Inserting Media Search Form Into Posts Or Templates

I’ve got lots of plugin ideas but don’t have much time on developing recently, due to I’m fascinated by AngularJS since last November and prepare to grow my freelancing business. Despite that I still try to take some time to update my plugins based on suggestions from users.

Today I just pushed the latest version of Media Search Enhanced to WP.org, the major updates are inspired by a comment left here last week. Basically Don requested if I can make the plugin work on the frontend, so website visitors can search for media by all fields (title, caption, alt text, filename and terms).

I found it interesting because I’ve considered to implement functions like that but not sure if it’s of use enough. According to Don’s comment, it will be a very good idea.

So I made a major change that moved all main functions from admin class to public class in my plugin, and create a shortcode mse-search-form to insert a media search form into posts or templates. The media search form is a default WordPress search form but customized:

  1. Add a hidden field to force it only to search for attachment post type.
  2. Add a class name mse-search-form to help if user would like to modify the form with CSS.
  3. Two custom filters in the form: mse_search_form_class to change the form class name, mse_search_form_placeholder to change the input placeholder.

For now the frontend media search form might not be that helpful that it just display all media as posts in search results page.

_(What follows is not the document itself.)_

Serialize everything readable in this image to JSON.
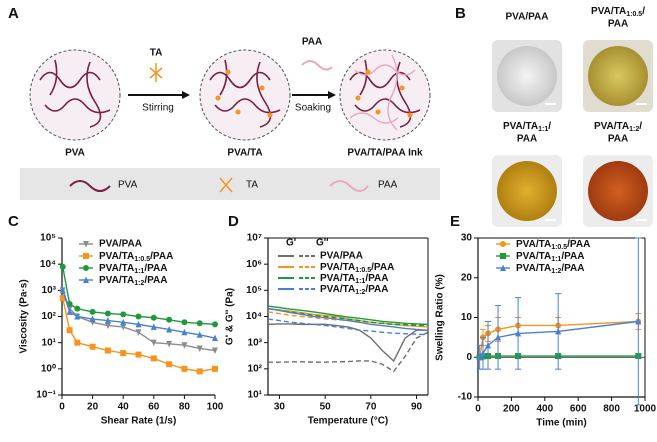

You have to custom the page to make sense of it, so maybe I should improve it in the next release by adding a media search results page or creating a media search results shortcode.

Other comments on the WP.org support forum proposed to display the media search results but group them by post id, and search for meta values. These opinions are useful to some extend so I’ll keep in mind. Your feedback is always welcome. Let’s improve the media search workflow together!

5 responses

  1. Media Search enhanced is a nice plugin. But if I should find it usefull myself, this is what i want:
    You should leave results with a search-field still standing, and a ‘Try a new search’.
    And you should as an administrator be able to discriminate with fields your Little search-machine will search in.
    And you should be able to make your own tags in your media – which other plugins off course do that.

    If you can do that I think you have made a very useable plugin. But for now I myself cant use it, because i wont have visiters getting all my Pictures up in a search-result – but certain pdf-files which I have tagged according to content. Can you see the problem?

    1. Yoren Chang Avatar
      Yoren Chang

      Hi, Geert, Thanks for your feedback, I’d really appreciate it.

      Front end media search form is still not ready to use for most websites, I understand and will try to improve it as soon as I can.

      In the future releases if I add any feature per your request, I’d love to notify you and hear back from you. Stay tuned.

  2. I believe this is the type of plugin I need for a current project as a “document search”. Do you have any more progress / insight on implementing this?

    Would be much appreciated!

    Thanks

    1. Yoren Chang Avatar
      Yoren Chang

      Hey Liz,

      Just have a look at the plugin. You can easily change the code to search only for the document media type.

  3. This plug in is exactly what i’ve been looking for. I am using the plug in on the front end as my site has a ton of images and I want to be able to let users search for the specific image they may want.

    My question is how do I customize the search results page? Can I have your plug in/short code point to ‘content-search-media.php’ search results PHP page? How would I do that? See example of your plug in on the page noted below.